Reminds me of this Mr Show sketch :) https://www.youtube.com/watch?v=RkP_OGDCLY0

throwaway0094 12 years ago |

Is Ruby's internal encoding UTF-8, then?

sluukkonen 12 years ago | |

Each String in Ruby has their own encoding. But by default, it is UTF-8 these days.

jokoon 12 years ago |

"never use ruby" works well for me

ctrager 12 years ago | |

The designer of a string class in any language. C++ and Java - has to deal with the same issue - that heap allocations are slower than stack allocations. But to do a stack allocation means reserving some fixed length memory which is a waste if you have a lot of small strings. It's a tradeoff. The Ruby approach is reasonable. I think in Microsoft's C++ STL library, the limit is 16 rather than 32. Even with the low-level closer-to-the-metal power of C/C++, the string class designer still has to make a decision about the tradeoff.

jokoon 12 years ago | | |

Strings are overrated, they should never be used until you really need them.

drakaal 12 years ago |

Who needs more than 23?

drakaal 12 years ago | |

This comment is also 23

corresation 12 years ago |

This all sounds rather terrible for Ruby, doesn't it? It isn't so much that the short string is faster (though I'm left unclear whether it itself is on the stack/heap, though given the GC nature of Ruby and practical considerations of the language, it must be the heap), but rather that the cost of the short string is also added to the long string in the heap (assumed) allocation of the RString (which becomes larger and thus more difficult to malloc).

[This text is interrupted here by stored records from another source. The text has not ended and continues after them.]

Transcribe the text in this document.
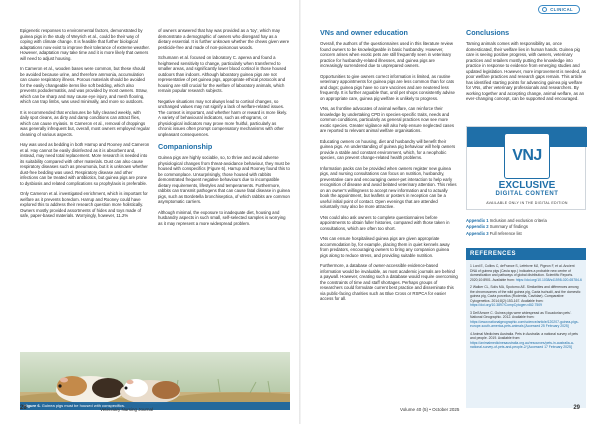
CLINICAL

Epigenetic responses to environmental factors, demonstrated by guinea pigs in the study of Weyrich et al., could be their way of coping with climate change. It is feasible that further biological adaptations now exist to improve their tolerance of extreme weather. However, adaptation may take time and it is more likely that owners will need to adjust housing.

In Cameron et al., wooden bases were common, but these should be avoided because urine, and therefore ammonia, accumulation can cause respiratory illness. Porous materials should be avoided for the easily changeable items like soft bedding, which also prevents pododermatitis, and was provided by most owners. Straw, which can be sharp and may cause eye injury, and mesh flooring, which can trap limbs, was used minimally, and more so outdoors.

It is recommended that enclosures be fully cleaned weekly, with daily spot cleans, as dirty and damp conditions can attract flies, which can cause myiasis. In Cameron et al., removal of droppings was generally infrequent but, overall, most owners employed regular cleaning of various aspects.

Hay was used as bedding in both Harrup and Rooney and Cameron et al. Hay cannot be easily disinfected as it is absorbent and, instead, may need total replacement. More research is needed into its suitability compared with other materials. Dust can also cause respiratory diseases such as pneumonia, but it is unknown whether dust-free bedding was used. Respiratory disease and other infections can be treated with antibiotics, but guinea pigs are prone to dysbiosis and related complications so prophylaxis is preferable.

Only Cameron et al. investigated enrichment, which is important for welfare as it prevents boredom. Harrup and Rooney could have explored this to address their research question more holistically. Owners mostly provided assortments of hides and toys made of safe, paper-based materials. Worryingly, however, 11.2%

of owners answered that hay was provided as a 'toy', which may demonstrate a demographic of owners who disregard hay as a dietary essential. It is further unknown whether the chews given were pesticide-free and made of non-poisonous woods.

Schumann et al. focused on laboratory C. aperea and found a heightened sensitivity to change, particularly when transferred to smaller areas, and significantly lower blood cortisol in those housed outdoors than indoors. Although laboratory guinea pigs are not representative of pet guinea pigs, appropriate ethical protocols and housing are still crucial for the welfare of laboratory animals, which remain popular research subjects.

Negative situations may not always lead to cortisol changes, so unchanged values may not signify a lack of welfare-related issues. The context is important, and whether harm or reward is more likely. A variety of behavioural indicators, such as ethograms, or physiological indicators may prove more fruitful, particularly as chronic issues often prompt compensatory mechanisms with other unpleasant consequences.

Companionship

Guinea pigs are highly sociable, so, to thrive and avoid adverse physiological changes from threat-avoidance behaviour, they must be housed with conspecifics (Figure 6). Harrup and Rooney found this to be commonplace. Unsurprisingly, those housed with rabbits demonstrated frequent negative behaviours due to incompatible dietary requirements, lifestyles and temperaments. Furthermore, rabbits can transmit pathogens that can cause fatal disease in guinea pigs, such as Bordetella bronchiseptica, of which rabbits are common asymptomatic carriers.

Although minimal, the exposure to inadequate diet, housing and husbandry aspects in such small, self-selected samples is worrying as it may represent a more widespread problem.

Figure 6. Guinea pigs must be housed with conspecifics.
VNs and owner education

Overall, the authors of the questionnaires used in this literature review found owners to be knowledgeable in basic husbandry. However, concern arises when exotic pets are still frequently seen in veterinary practice for husbandry-related illnesses, and guinea pigs are increasingly surrendered due to unprepared owners.

Opportunities to give owners correct information is limited, as routine veterinary appointments for guinea pigs are less common than for cats and dogs; guinea pigs have no core vaccines and are neutered less frequently. It is further arguable that, until pet shops consistently advise on appropriate care, guinea pig welfare is unlikely to progress.

VNs, as frontline advocates of animal welfare, can reinforce their knowledge by undertaking CPD in species-specific traits, needs and common conditions, particularly as general practices now see more exotic species. Greater vigilance will also help ensure neglected cases are reported to relevant animal welfare organisations.

Educating owners on housing, diet and husbandry will benefit their guinea pigs. An understanding of guinea pig behaviour will help owners provide a stable and constant environment, which, for a neophobic species, can prevent change-related health problems.

Information packs can be provided when owners register new guinea pigs, and nursing consultations can focus on nutrition, husbandry, preventative care and encouraging owner-pet interaction to help early recognition of disease and avoid belated veterinary attention. This relies on an owner's willingness to accept new information and to actually book the appointment, but leaflets or posters in reception can be a useful initial point of contact. Open evenings that are attended voluntarily may also be more attractive.

VNs could also ask owners to complete questionnaires before appointments to obtain fuller histories, compared with those taken in consultations, which are often too short.

VNs can ensure hospitalised guinea pigs are given appropriate accommodation by, for example, placing them in quiet kennels away from predators, encouraging owners to bring any companion guinea pigs along to reduce stress, and providing suitable nutrition.

Furthermore, a database of owner-accessible evidence-based information would be invaluable, as most academic journals are behind a paywall. However, creating such a database would require overcoming the constraints of time and staff shortages. Perhaps groups of researchers could formulate current best practice and disseminate this via public-facing charities such as Blue Cross or RSPCA for easier access for all.

Conclusions

Taming animals comes with responsibility as, once domesticated, their welfare lies in human hands. Guinea pig care is seeing positive progress, with owners, veterinary practices and retailers mostly putting the knowledge into practice in response to evidence from emerging studies and updated legislation. However, more improvement is needed, as poor welfare practices and research gaps remain. This article has identified starting points for advancing guinea pig welfare for VNs, other veterinary professionals and researchers. By working together and accepting change, animal welfare, as an ever-changing concept, can be supported and encouraged.

VNJ
EXCLUSIVE
DIGITAL CONTENT
AVAILABLE ONLY IN THE DIGITAL EDITION
Appendix 1 Inclusion and exclusion criteria
Appendix 2 Summary of findings
Appendix 3 Full reference list
REFERENCES
1 Lord E, Collins C, deFrance S, Lefebvre MJ, Pigeon F, et al. Ancient DNA of guinea pigs (Cavia spp.) indicates a probable new centre of domestication and pathways of global distribution. Scientific Reports. 2020;10:8901. Available from: https://doi.org/10.1038/s41598-020-65784-6
2 Walker CL, Solís MA, Spotorno AE. Similarities and differences among the chromosomes of the wild guinea pig, Cavia tschudii, and the domestic guinea pig, Cavia porcellus (Rodentia, Caviidae). Comparative Cytogenetics. 2014;8(2):153-167. Available from: https://doi.org/10.3897/CompCytogen.v8i2.7509
3 Dell'Amore C. Guinea pigs were widespread as 'Ecuadorian pets'. National Geographic. 2012. Available from: https://www.nationalgeographic.com/science/article/120207-guinea-pigs-europe-south-america-pets-animals [Accessed 25 February 2025]
4 Animal Medicines Australia. Pets in Australia: a national survey of pets and people. 2019. Available from: https://animalmedicinesaustralia.org.au/resources/pets-in-australia-a-national-survey-of-pets-and-people-2/ [Accessed 17 February 2025]
28	Veterinary Nursing Journal	Volume 40 (5) • October 2025	29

If this is intended to sit on the stack, which I find highly unlikely (especially given the timings that seem to be the delta between one malloc and two, and would be much more significant if it were a stack allocation versus a heap allocation. This is not comparable to small string optimizations for the stack in C++), maybe. But otherwise it seems like a poorly considered hack.

The string type could as easily have been dynamically allocated based upon the length of the string, where the ptr by default points inside that same allocated block. If the string is expanded it can then be realloced and the string alloced somewhere else. No waste, a single allocation, etc.